Dix itinéraires donc, au cours desquels l’auteur réveille les fantômes des jazzmen du passé et les jeux dans les bois de l’enfance, nous fait descendre la Meuse du sud au nord et arpenter les escaliers à dos de serpent, pénétrer le regard d’un photographe et l’atmosphère éthylique d’un bistro de quartier, craindre et espérer une crue mosane cataclysmique et une reprise du pouvoir de la nature. Chacune de ces promenades offre ses digressions historiques ou topologiques, on se prend à rêver sur la tombe de l’homme qui inventa l’Orient-Express, on voit Chet Baker griller une clope en écoutant ses partenaires, on apprend à cuisiner et à boire, on entend les langues multiples de cette ville-Babel, on distingue enfin les pendus des temps anciens, les héros et les victimes de la modernité, celle d’hier et d’aujourd’hui. C’est peu dire que chacune de ces dix balades s’interpénètrent en une longue et subtilement foutraque randonnée. Ce qui fait l’essence même du récit et de la narration est perturbé, pour le plus grand plaisir et la rêverie du lecteur : l’espace devient du temps, les pas du voyageur se glissent dans d’innombrables autres pas.

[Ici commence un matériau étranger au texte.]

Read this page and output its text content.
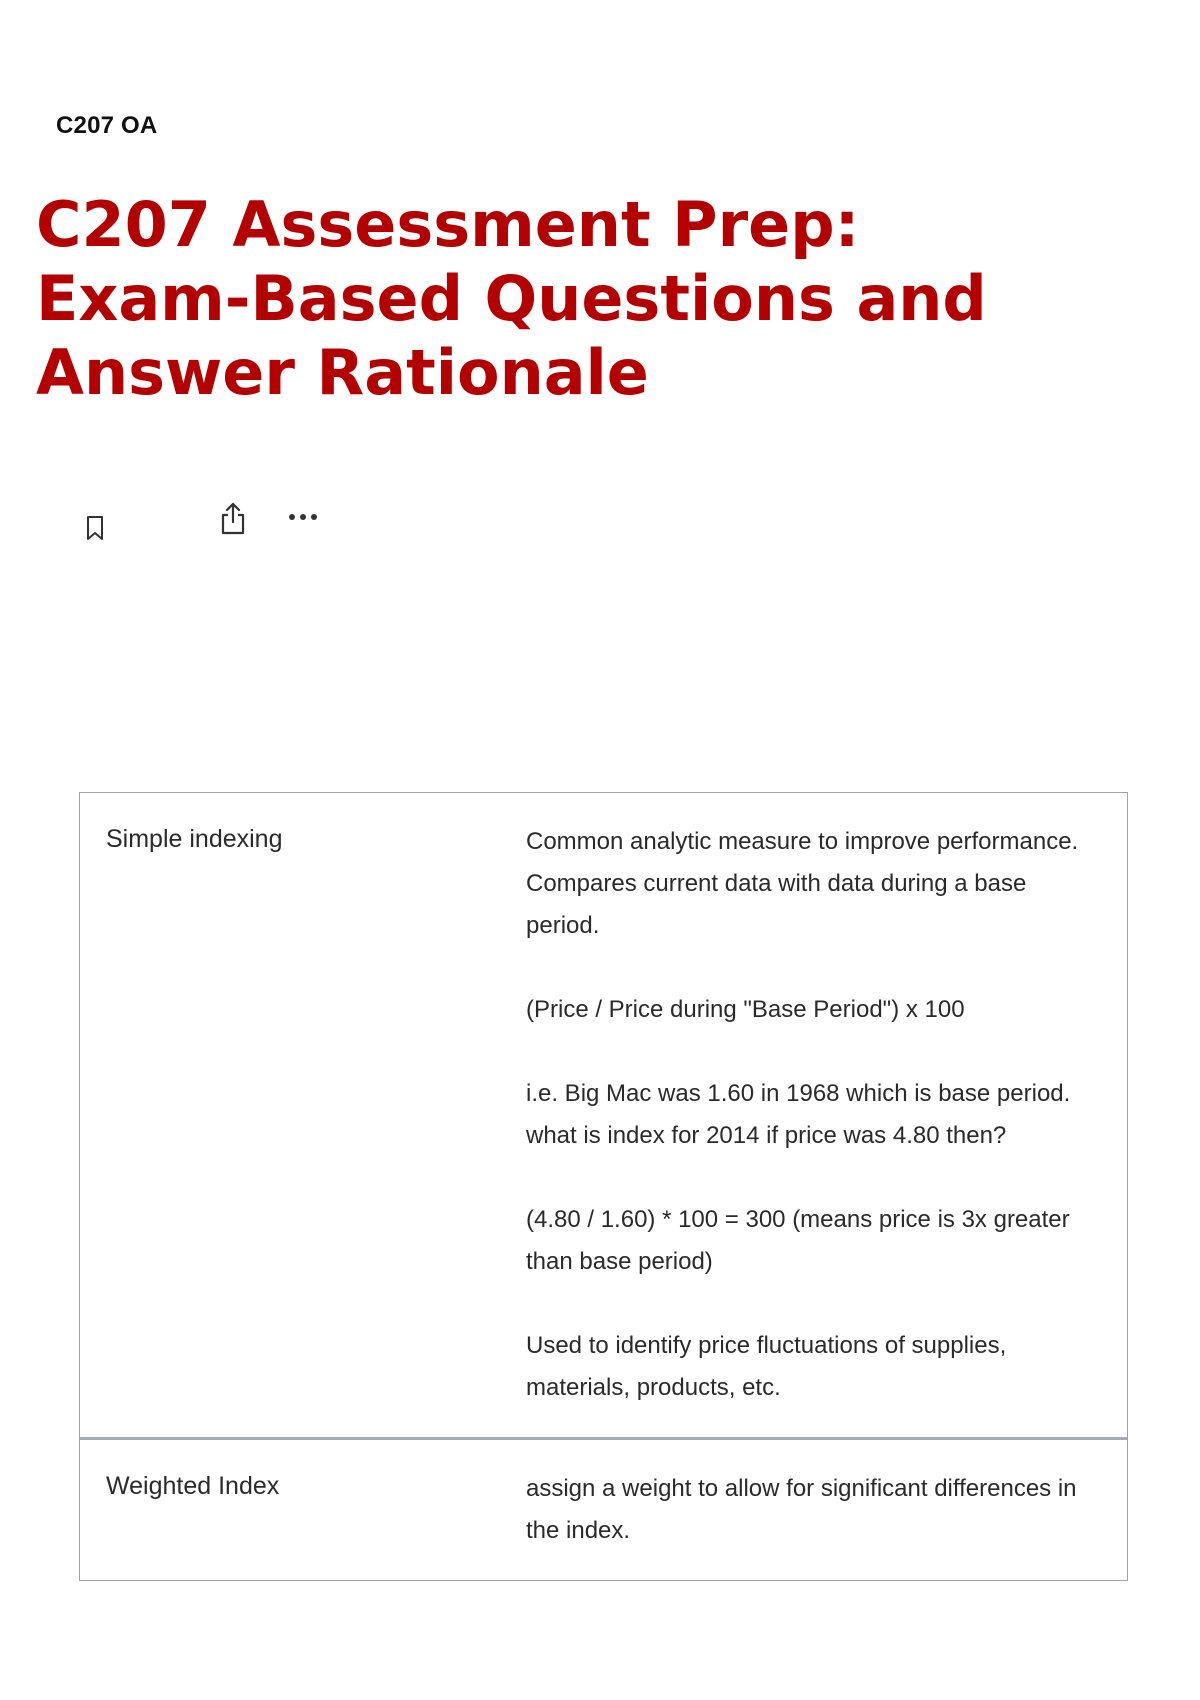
C207 OA
C207 Assessment Prep: Exam-Based Questions and Answer Rationale
Simple indexing	Common analytic measure to improve performance. Compares current data with data during a base period.

(Price / Price during "Base Period") x 100

i.e. Big Mac was 1.60 in 1968 which is base period. what is index for 2014 if price was 4.80 then?

(4.80 / 1.60) * 100 = 300 (means price is 3x greater than base period)

Used to identify price fluctuations of supplies, materials, products, etc.

Weighted Index	assign a weight to allow for significant differences in the index.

Reportage sur ce qu’est une ville, fondamentalement ; variation sur l’irrésistible nostalgie et son refus vigoureux – Blues pour trois tombes et un fantôme est un livre qui fait plus que dire quelque chose de Liège, il en est la métaphore, on retrouve dans sa structure et son style le reflet de son contenu, marque des grandes œuvres. Car si Philippe Marczewski nous parle du jazz, ce n’est pas uniquement parce que ça lui plaît, c’est aussi parce que c’est pour lui une des plus justes images pour décrire Liège ; et il se fait que c’est une des plus justes images dont je dispose pour décrire son livre, le jazz qui « est la musique de l’impermanence, des réalités mouvantes, des corps sans frontière définie ».
Chez Georges Simenon, on retrouve Liège dans toutes les villes. On retrouve toutes les villes dans Liège, grâce à Philippe Marczewski, et cela donne envie de voir loin, car « voir loin est un remède à la mélancolie ».